GUARD: You go down to the tax fraud hall, make a left at the larcenist’s block, pass the row of serial killers till you come to the two doors, then you go straight, turn left, turn right, turn right again, turn left again, open the door marked “Employees Only,” turn around, pass three more doors, follow the Yellow Brick Road to the Blue Room, take a walk down Lonely Street, turn left, and it’ll be the second door on your right. Can’t miss it.
RINGA: On second thought, where’s the nearest potted plant?
(He hands her a plant and she walks off. Soon they come to Octavius’ cell. Octavius is staring at a pencil when they arrive.)
OCTAVIUS: Do pencils have souls?
DR. G: Yes. They have rubber souls. (No answer) Octavius. (No answer) Octavius, it’s me! (No answer.) Hey, OCTAVIUS!
OCTAVIUS: Oh, I thought you were talking to the other Octavius Diabolique who beats up senior citizens.
ART: Hi, I’m Arthur, but you can call me Art.
OCTAVIUS: I’m Octavius, but you can call me Emperor Octa’buah’seem, Grand Sage of the Universe. (pause) Or Octavius would be okay too.
DR. G: How’ve you been, Ock?
OCTAVIUS: Well, if you forget the fact that I’ve been indicted for several murders, and ignore my being forced to live in this hellhole for the rest of my life, and if you overlook the fact that if I ever got out I’d have no kind of life at all...well, I’m just peachy!
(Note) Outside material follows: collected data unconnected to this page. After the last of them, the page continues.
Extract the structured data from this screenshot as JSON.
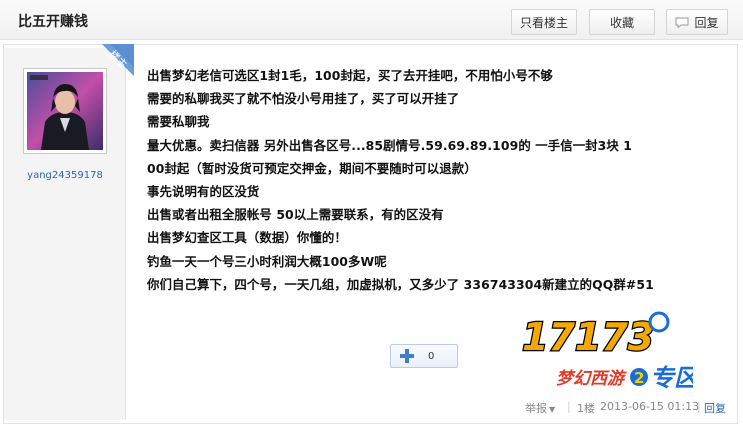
{
  "header": {
    "title": "比五开赚钱",
    "only_author_label": "只看楼主",
    "favorite_label": "收藏",
    "reply_label": "回复"
  },
  "author": {
    "username": "yang24359178",
    "badge": "楼主"
  },
  "post": {
    "lines": [
      "出售梦幻老信可选区1封1毛，100封起，买了去开挂吧，不用怕小号不够",
      "需要的私聊我买了就不怕没小号用挂了，买了可以开挂了",
      "需要私聊我",
      "量大优惠。卖扫信器 另外出售各区号...85剧情号.59.69.89.109的 一手信一封3块 1",
      "00封起（暂时没货可预定交押金，期间不要随时可以退款）",
      "事先说明有的区没货",
      "出售或者出租全服帐号 50以上需要联系，有的区没有",
      "出售梦幻查区工具（数据）你懂的！",
      "钓鱼一天一个号三小时利润大概100多W呢",
      "你们自己算下，四个号，一天几组，加虚拟机，又多少了 336743304新建立的QQ群#51"
    ],
    "logo_text": "17173",
    "logo_subtitle": "梦幻西游",
    "logo_num": "2",
    "logo_zone": "专区"
  },
  "vote": {
    "count": "0"
  },
  "footer": {
    "report_label": "举报",
    "sep": "|",
    "floor": "1楼",
    "datetime": "2013-06-15 01:13",
    "reply_label": "回复"
  },
  "colors": {
    "link": "#2d64b3",
    "ribbon": "#5b8fd2",
    "logo_orange": "#f5a800",
    "logo_blue": "#1a6dd9"
  }
}
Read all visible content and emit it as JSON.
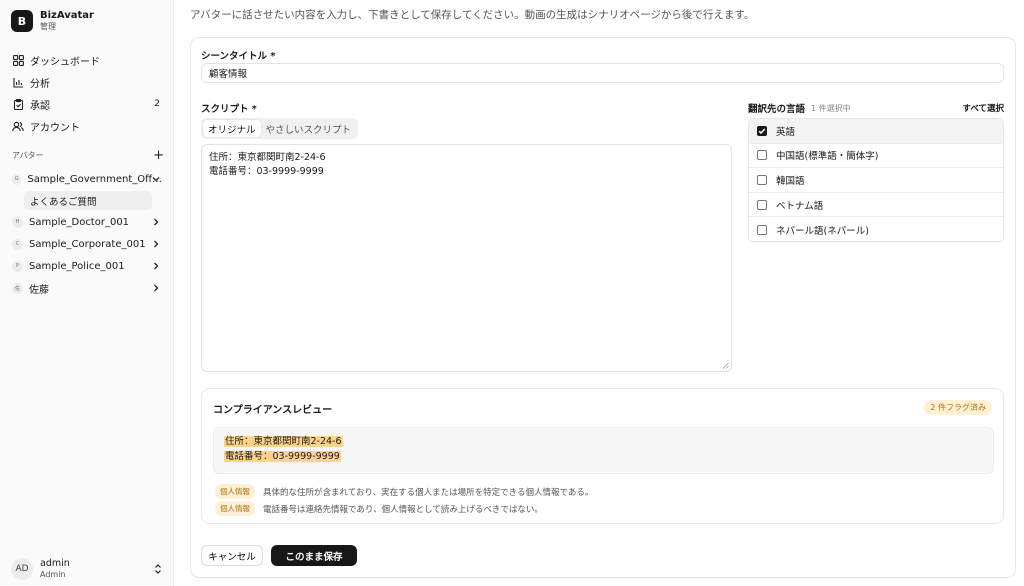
{
  "brand": {
    "logo_letter": "B",
    "name": "BizAvatar",
    "sub": "管理"
  },
  "nav": [
    {
      "label": "ダッシュボード",
      "icon": "dashboard-icon"
    },
    {
      "label": "分析",
      "icon": "bar-chart-icon"
    },
    {
      "label": "承認",
      "icon": "clipboard-check-icon",
      "count": "2"
    },
    {
      "label": "アカウント",
      "icon": "users-icon"
    }
  ],
  "avatars_section": {
    "title": "アバター",
    "items": [
      {
        "badge": "G",
        "label": "Sample_Government_Off…",
        "expanded": true
      },
      {
        "badge": "H",
        "label": "Sample_Doctor_001"
      },
      {
        "badge": "C",
        "label": "Sample_Corporate_001"
      },
      {
        "badge": "P",
        "label": "Sample_Police_001"
      },
      {
        "badge": "佐",
        "label": "佐藤"
      }
    ],
    "sub_item": "よくあるご質問"
  },
  "user": {
    "initials": "AD",
    "name": "admin",
    "role": "Admin"
  },
  "description": "アバターに話させたい内容を入力し、下書きとして保存してください。動画の生成はシナリオページから後で行えます。",
  "scene_title": {
    "label": "シーンタイトル *",
    "value": "顧客情報"
  },
  "script": {
    "label": "スクリプト *",
    "tabs": [
      "オリジナル",
      "やさしいスクリプト"
    ],
    "lines": [
      "住所：東京都関町南2-24-6",
      "電話番号：03-9999-9999"
    ]
  },
  "languages": {
    "title": "翻訳先の言語",
    "count": "1 件選択中",
    "select_all": "すべて選択",
    "items": [
      {
        "label": "英語",
        "checked": true
      },
      {
        "label": "中国語(標準語・簡体字)",
        "checked": false
      },
      {
        "label": "韓国語",
        "checked": false
      },
      {
        "label": "ベトナム語",
        "checked": false
      },
      {
        "label": "ネパール語(ネパール)",
        "checked": false
      }
    ]
  },
  "review": {
    "title": "コンプライアンスレビュー",
    "badge": "2 件フラグ済み",
    "highlights": [
      "住所：東京都関町南2-24-6",
      "電話番号：03-9999-9999"
    ],
    "flags": [
      {
        "tag": "個人情報",
        "text": "具体的な住所が含まれており、実在する個人または場所を特定できる個人情報である。"
      },
      {
        "tag": "個人情報",
        "text": "電話番号は連絡先情報であり、個人情報として読み上げるべきではない。"
      }
    ]
  },
  "buttons": {
    "cancel": "キャンセル",
    "save": "このまま保存"
  },
  "colors": {
    "accent": "#171717",
    "flag_bg": "#fdf0d5",
    "flag_text": "#b07010",
    "highlight": "#fbd48a"
  }
}
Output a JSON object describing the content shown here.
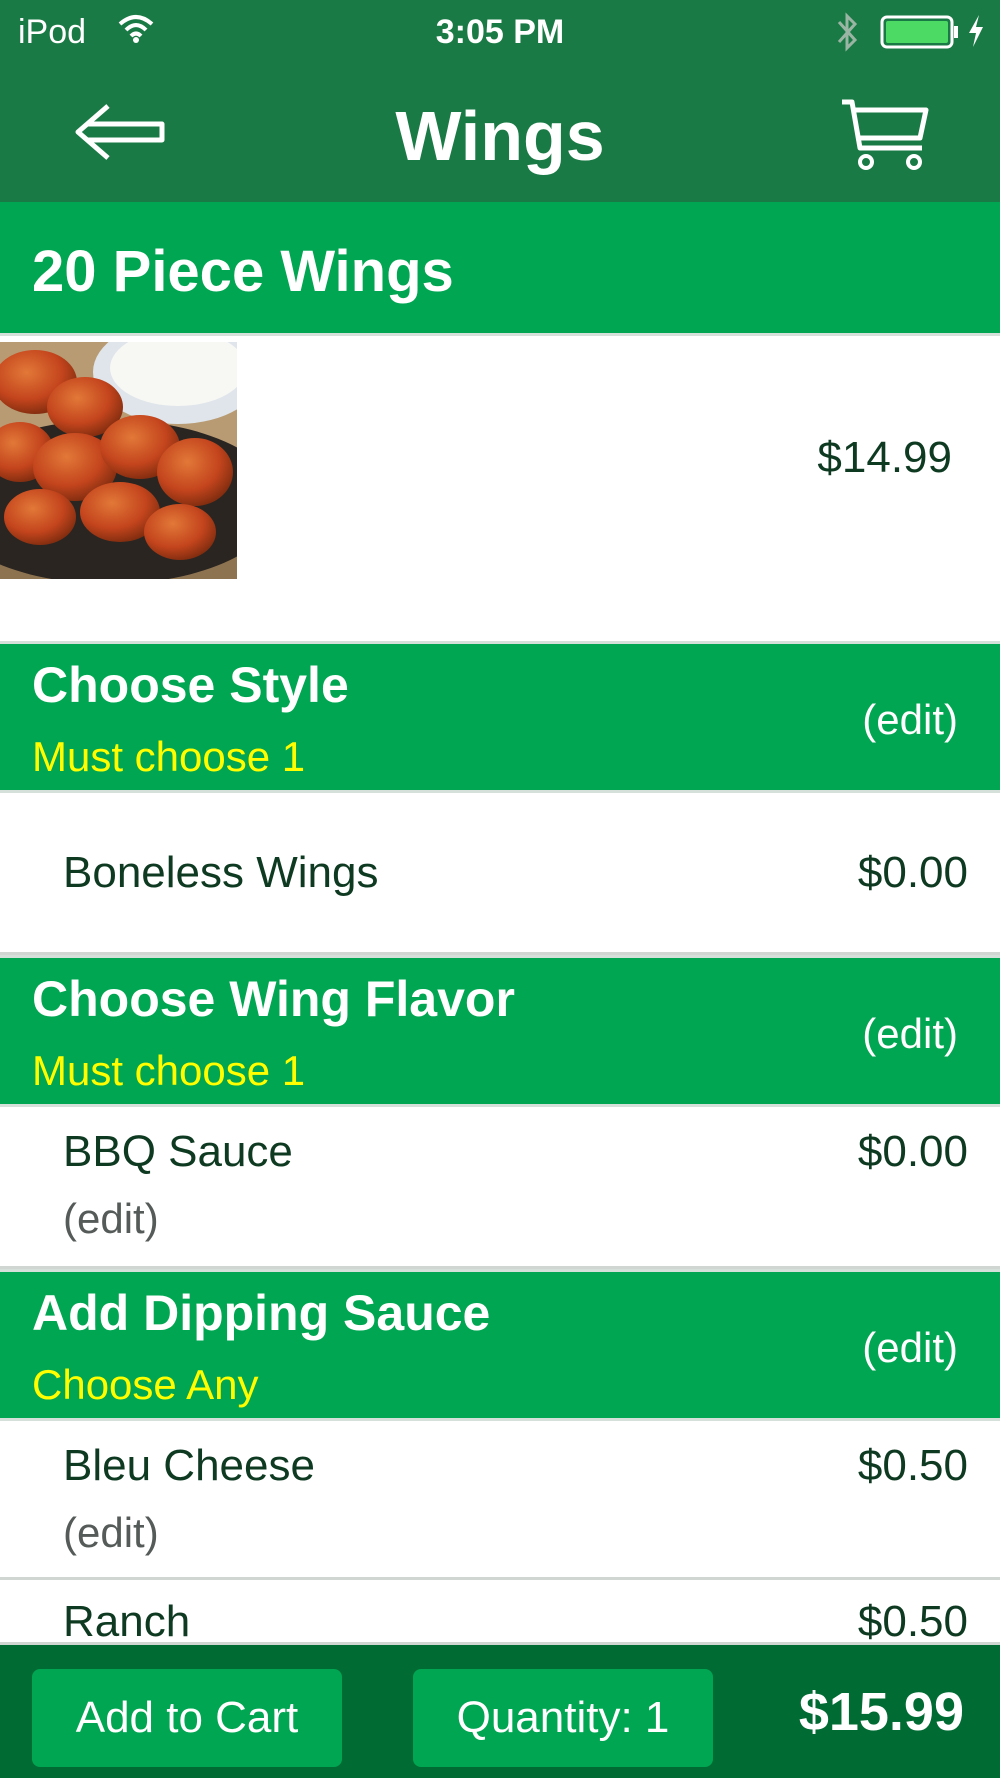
{
  "status_bar": {
    "carrier": "iPod",
    "time": "3:05 PM",
    "icons": [
      "wifi-icon",
      "bluetooth-icon",
      "battery-icon",
      "charging-icon"
    ],
    "battery_level": 1.0
  },
  "nav": {
    "title": "Wings",
    "back_icon": "back-arrow-icon",
    "cart_icon": "cart-icon"
  },
  "item": {
    "name": "20 Piece Wings",
    "price": "$14.99",
    "photo_icon": "boneless-wings-photo"
  },
  "sections": [
    {
      "title": "Choose Style",
      "rule": "Must choose 1",
      "edit": "(edit)",
      "options": [
        {
          "name": "Boneless Wings",
          "price": "$0.00"
        }
      ]
    },
    {
      "title": "Choose Wing Flavor",
      "rule": "Must choose 1",
      "edit": "(edit)",
      "options": [
        {
          "name": "BBQ Sauce",
          "price": "$0.00",
          "edit": "(edit)"
        }
      ]
    },
    {
      "title": "Add Dipping Sauce",
      "rule": "Choose Any",
      "edit": "(edit)",
      "options": [
        {
          "name": "Bleu Cheese",
          "price": "$0.50",
          "edit": "(edit)"
        },
        {
          "name": "Ranch",
          "price": "$0.50"
        }
      ]
    }
  ],
  "footer": {
    "add_to_cart": "Add to Cart",
    "quantity": "Quantity: 1",
    "total": "$15.99"
  },
  "colors": {
    "nav_green": "#1a7a45",
    "section_green": "#00a651",
    "footer_green": "#006b33",
    "rule_yellow": "#ffff00",
    "text_dark": "#0f3a22"
  }
}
Actually, Dr. Gullet, I’ve been interested in taxidermy.
ART: You didn’t tell me this guy drove a cab.
OCTAVIUS: Yes, my mother who owns a hotel likes it too. M-mother likes it when I have h-hobbies. Ah, but doctor, I have had a dream. A recurring vision that comes to me in my sleep several times a night.
ART: Sounds like my dream where I’m naked at a petting zoo.
(The other two stare at him)
Octavius tells them of the dream he has had, which is shown. In his dream, he is sitting on a rooftop, licking a can. A paper bag falls into his lap, and upon opening it he finds a rubber chicken.
CHICKEN: When the moon has set on your oscillating fan, then is the time when you put on several sweaters and take the bus to your destiny.
OCTAVIUS: What the heck is that supposed to mean?
CHICKEN: It’s symbolic, you dummy! It means the time has come in your life when you must find companions, and fulfill that which you must do...kill...PAUL!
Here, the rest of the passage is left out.